PIETOT Francis, né le 7 février 1922 à Deville, instituteur à Revin. Volontaire au maquis des Ardennes, fusillé à Revin le 13 juin 1944.

 

PILAVERIK Joseph, né le 16 décembre 1914 à Bukovine (Pologne), domicilié à Revin. Volontaire au maquis des Ardennes, fusillé à Revin le 13 juin 1944.

 

PIRSON Roger, né 21 février 1920 à Revin, ouvrier en cette commune. Volontaire au maquis des Ardennes, fusillé à Revin le 13 juin 1944.

 

PLOYON Roger, né le 29 août 1924 à Vervins (Aisne). Volontaire au maquis des Ardennes, fusillé à Revin le 13 juin 1944.

 

PULTIÈRE René, né le 29 avril 1916 à Athis (Marne), instituteur à Revin. Lieutenant de réserve, volontaire au maquis des Ardennes, il fut l’agent de liaison du comandant « Prisme » (J. de Bollardière). Isolé de son groupe après l’attaque allemande des 12 et 13 juin aux Manises, il fut arrêté par une patrouille allemande et fusillé au Champ Bernard, près de Nohan, le 15 juin 1944.

 

RIVE Victor, né le 15 mars 1909 à Sault-Saint-Rémy, domicilié à Nouzonville. Volontaire au maquis des Ardennes, fusillé à Revin le 13 juin 1944.

 

ROUCHOUSE Jacques, Léopold, né le 20 mai 1921 à Gruyère (Vosges), domicilié à Revin. Volontaire au maquis des Ardennes, fusillé à Revin le 13 juin 1944.

 

ROYAUX Guy, né le 23 février 1926 à Fumay, domicilié en cette commune. Volontaire au maquis des Ardennes, fusillé à Revin le 13 juin 1944.

 

SAVIN Georges, né le 16 mars 1905 à Revin, domicilié en cette commune.

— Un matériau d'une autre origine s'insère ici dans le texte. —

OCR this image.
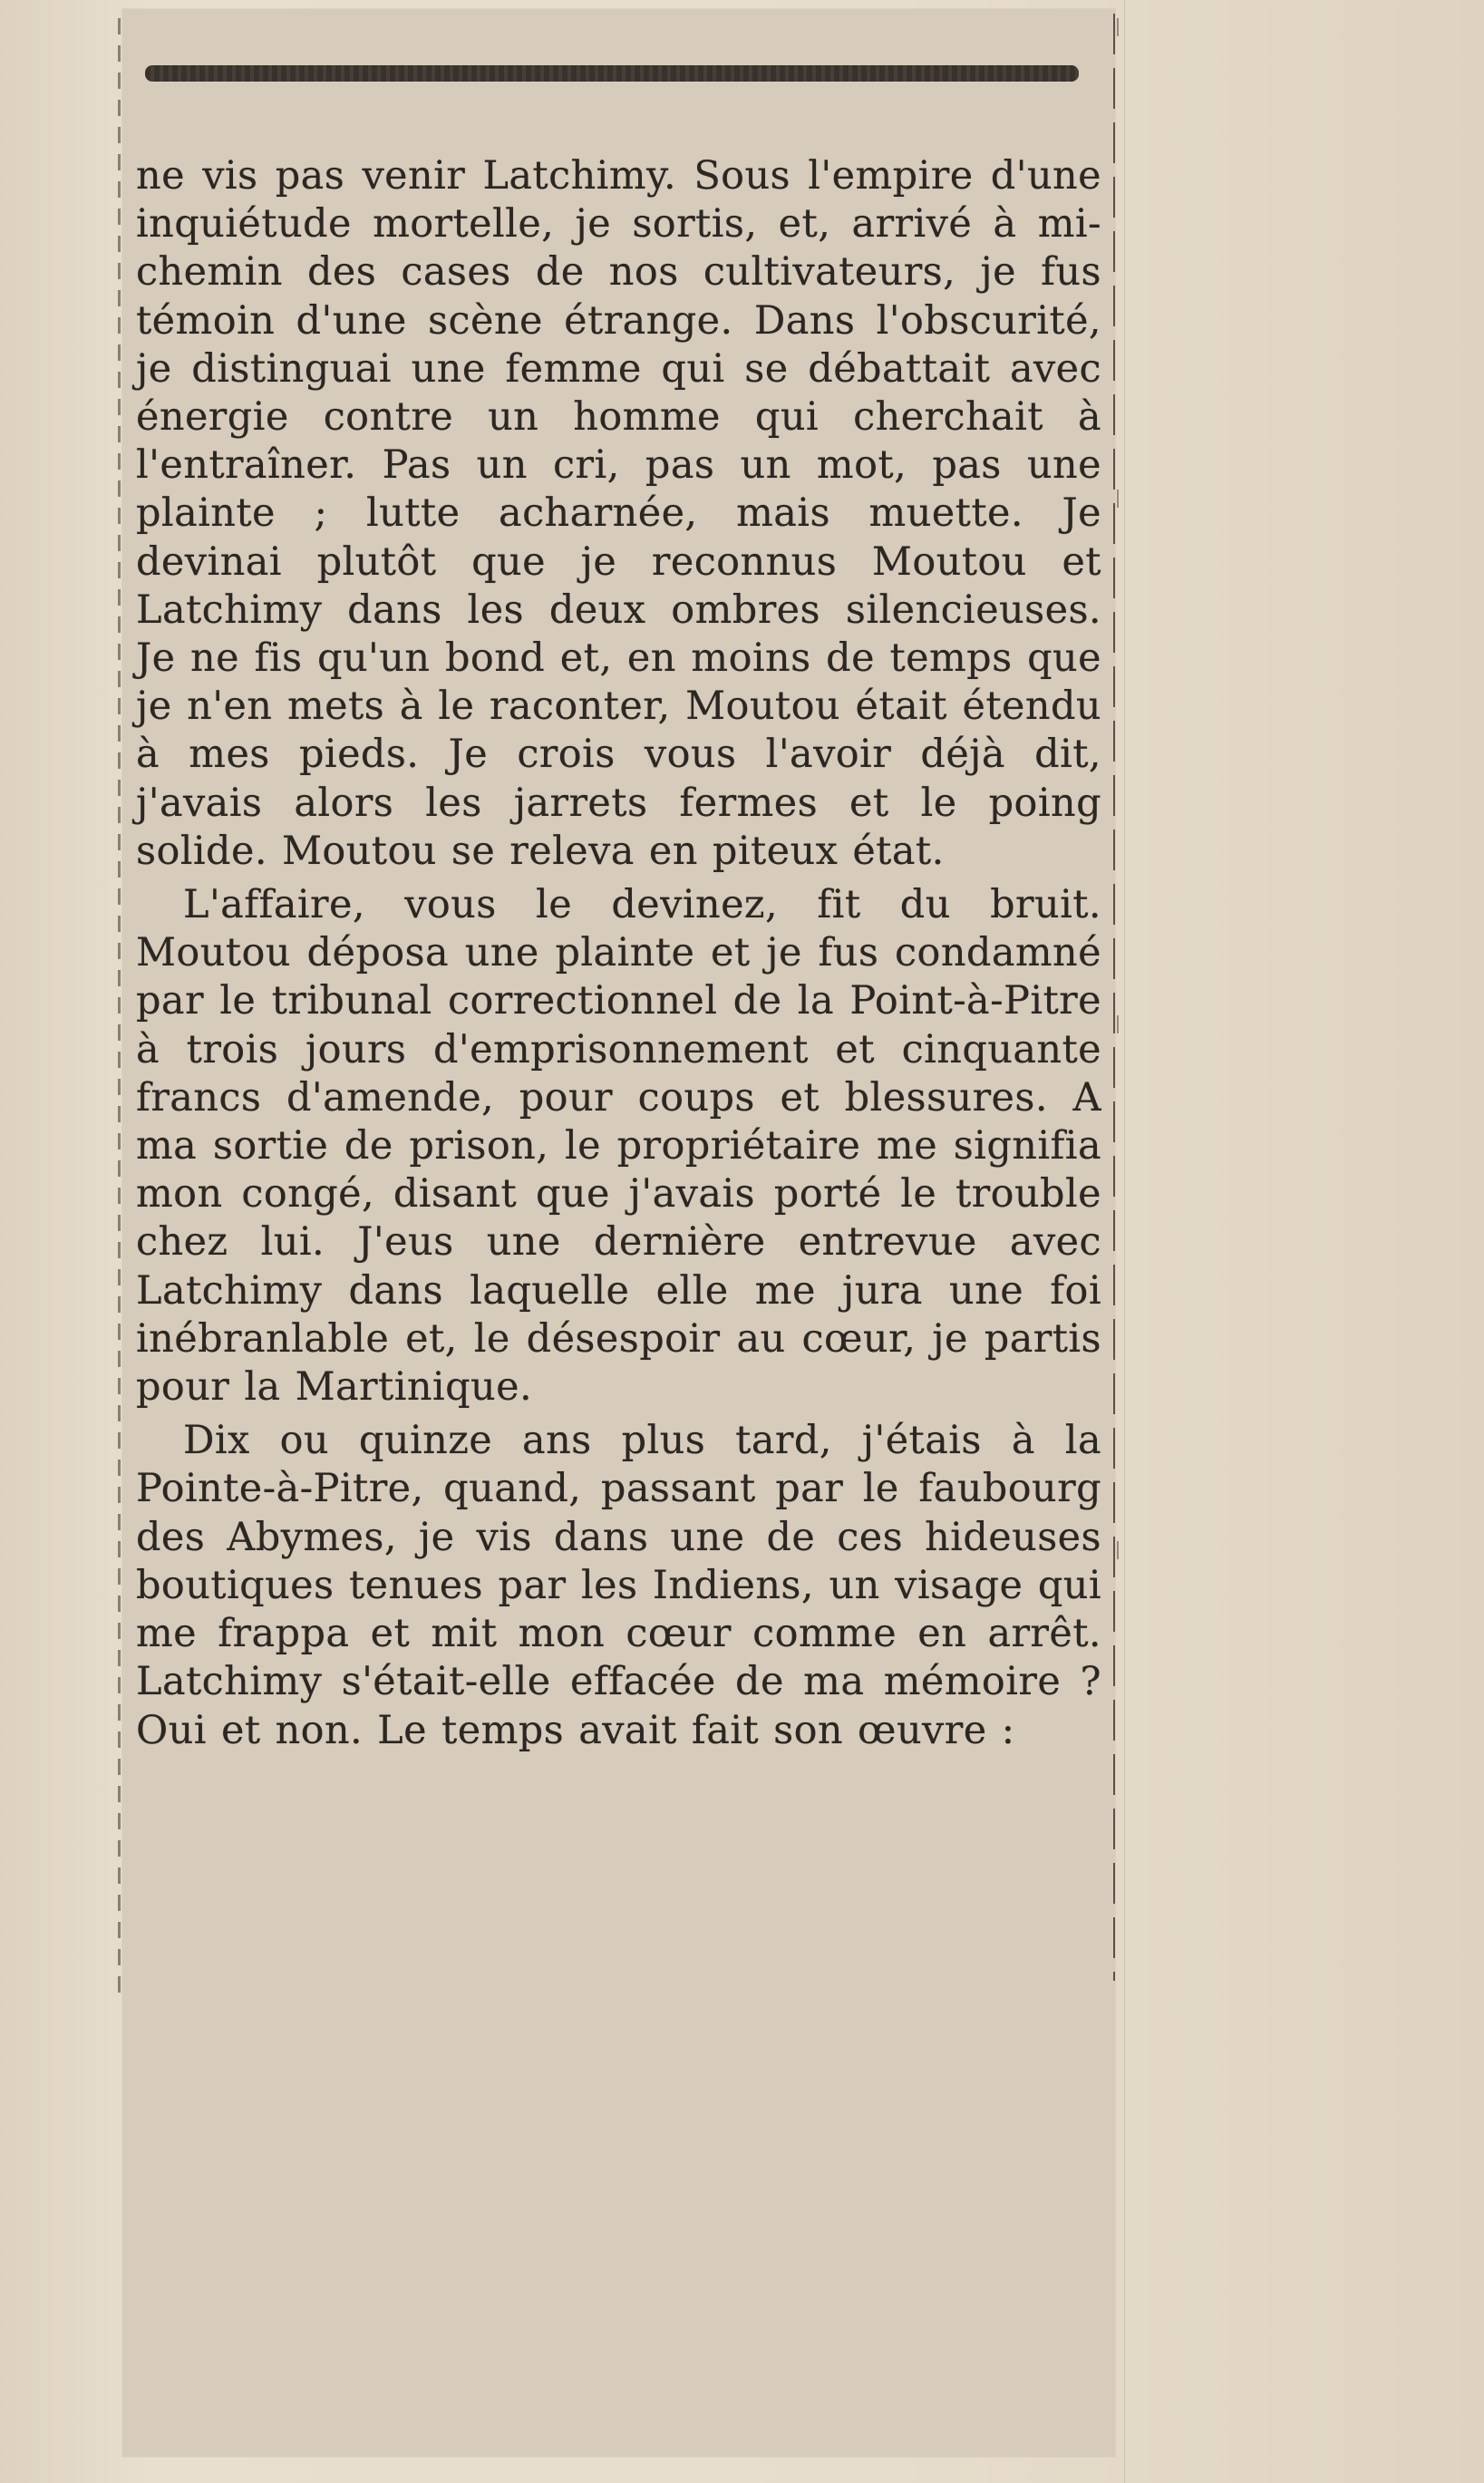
ne vis pas venir Latchimy. Sous l'empire d'une inquiétude mortelle, je sortis, et, arrivé à mi-chemin des cases de nos cultivateurs, je fus témoin d'une scène étrange. Dans l'obscurité, je distinguai une femme qui se débattait avec énergie contre un homme qui cherchait à l'entraîner. Pas un cri, pas un mot, pas une plainte ; lutte acharnée, mais muette. Je devinai plutôt que je reconnus Moutou et Latchimy dans les deux ombres silencieuses. Je ne fis qu'un bond et, en moins de temps que je n'en mets à le raconter, Moutou était étendu à mes pieds. Je crois vous l'avoir déjà dit, j'avais alors les jarrets fermes et le poing solide. Moutou se releva en piteux état.

L'affaire, vous le devinez, fit du bruit. Moutou déposa une plainte et je fus condamné par le tribunal correctionnel de la Point-à-Pitre à trois jours d'emprisonnement et cinquante francs d'amende, pour coups et blessures. A ma sortie de prison, le propriétaire me signifia mon congé, disant que j'avais porté le trouble chez lui. J'eus une dernière entrevue avec Latchimy dans laquelle elle me jura une foi inébranlable et, le désespoir au cœur, je partis pour la Martinique.

Dix ou quinze ans plus tard, j'étais à la Pointe-à-Pitre, quand, passant par le faubourg des Abymes, je vis dans une de ces hideuses boutiques tenues par les Indiens, un visage qui me frappa et mit mon cœur comme en arrêt. Latchimy s'était-elle effacée de ma mémoire ? Oui et non. Le temps avait fait son œuvre :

Volontaire au maquis des Ardennes, fusillé à Revin le 13 juin 1944.

 

SINTE Emile, Arthur, né le 4 novembre 1922 à Ligny (Belgique), domicilié à Revin. Volontaire au maquis des Ardennes, fusillé à Revin le 13 juin 1944.

 

SINTE Félix, né le 4 juillet 1925 à Ligny (Belgique), domicilié à Revin. Volontaire au maquis des Ardennes, fusillé à Revin le 13 juin 1944.

 

SOMSON Albin, né le 4 novembre 1924 à Revin, domicilié en cette commune. Volontaire au maquis des Ardennes, fusillé à Revin le 13 juin 1944.

 

SOULARD Maurice, né le 13 novembre 1924 à Château-Regnault, domicilié à Revin. Volontaire au maquis des Ardennes, fusillé à Revin le 13 juin 1944.

 

TARPIN Daniel, Arsène, né le 27 janvier 1927 à Péronne (Somme), domicilié à Laon. Volontaire au maquis des Ardennes, fusillé à Revin le 13 juin 1944.

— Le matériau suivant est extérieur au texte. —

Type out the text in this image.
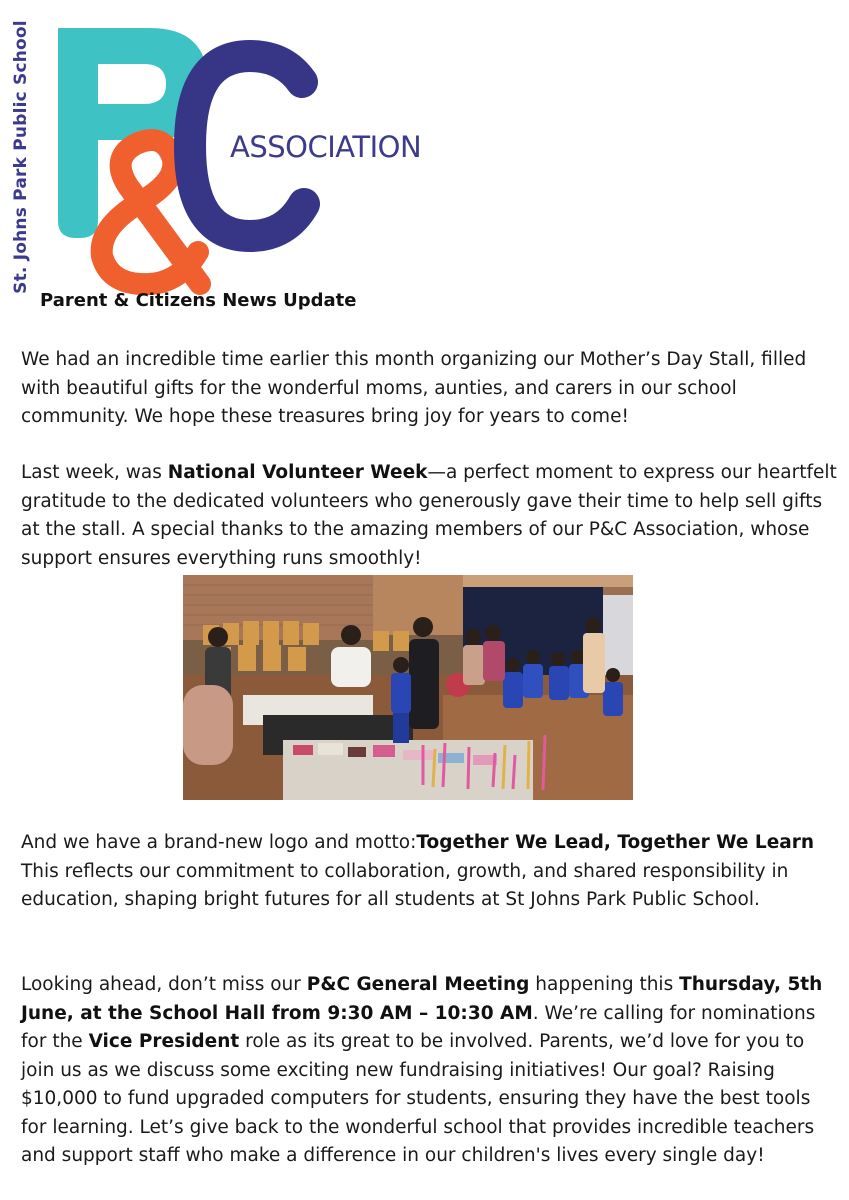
St. Johns Park Public School	ASSOCIATION
Parent & Citizens News Update

We had an incredible time earlier this month organizing our Mother’s Day Stall, filled with beautiful gifts for the wonderful moms, aunties, and carers in our school community. We hope these treasures bring joy for years to come!

Last week, was National Volunteer Week—a perfect moment to express our heartfelt gratitude to the dedicated volunteers who generously gave their time to help sell gifts at the stall. A special thanks to the amazing members of our P&C Association, whose support ensures everything runs smoothly!

And we have a brand-new logo and motto:Together We Lead, Together We Learn This reflects our commitment to collaboration, growth, and shared responsibility in education, shaping bright futures for all students at St Johns Park Public School.

Looking ahead, don’t miss our P&C General Meeting happening this Thursday, 5th June, at the School Hall from 9:30 AM – 10:30 AM. We’re calling for nominations for the Vice President role as its great to be involved. Parents, we’d love for you to join us as we discuss some exciting new fundraising initiatives! Our goal? Raising $10,000 to fund upgraded computers for students, ensuring they have the best tools for learning. Let’s give back to the wonderful school that provides incredible teachers and support staff who make a difference in our children's lives every single day!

Une rue de Laon (Aisne) porte son nom.

 

THEVENIN Henri, né le 18 mars 1903 aux Mazures. Volontaire au maquis des Ardennes, fusillé à Revin le 13 juin 1944.

 

VILLERET Louis, né le 29 octobre 1913 à Revin, domicilié en cette commune. Volontaire au maquis des Ardennes, fusillé à Revin le 13 juin 1944.

 

WARK René, né le 20 janvier 1921 à Revin, employé de bureau en cette commune. Volontaire au maquis des Ardennes, fusillé à Revin le 13 juin 1944.

 

 

SOURCES :

Georges Charot, Le maquis de Revin, brochure de 1947, 37 p. (repris en partie dans une brochure publiée par la municipalité de Revin, Le maquis des Manises, Revin, 1994, 53 pages).

Philippe Lecler, L’affaire des Manises, Éditions D. Guéniot, Langres, 2004.

Philippe Lecler, Le temps des partisans, Editions D. Guéniot, Langres, 2009.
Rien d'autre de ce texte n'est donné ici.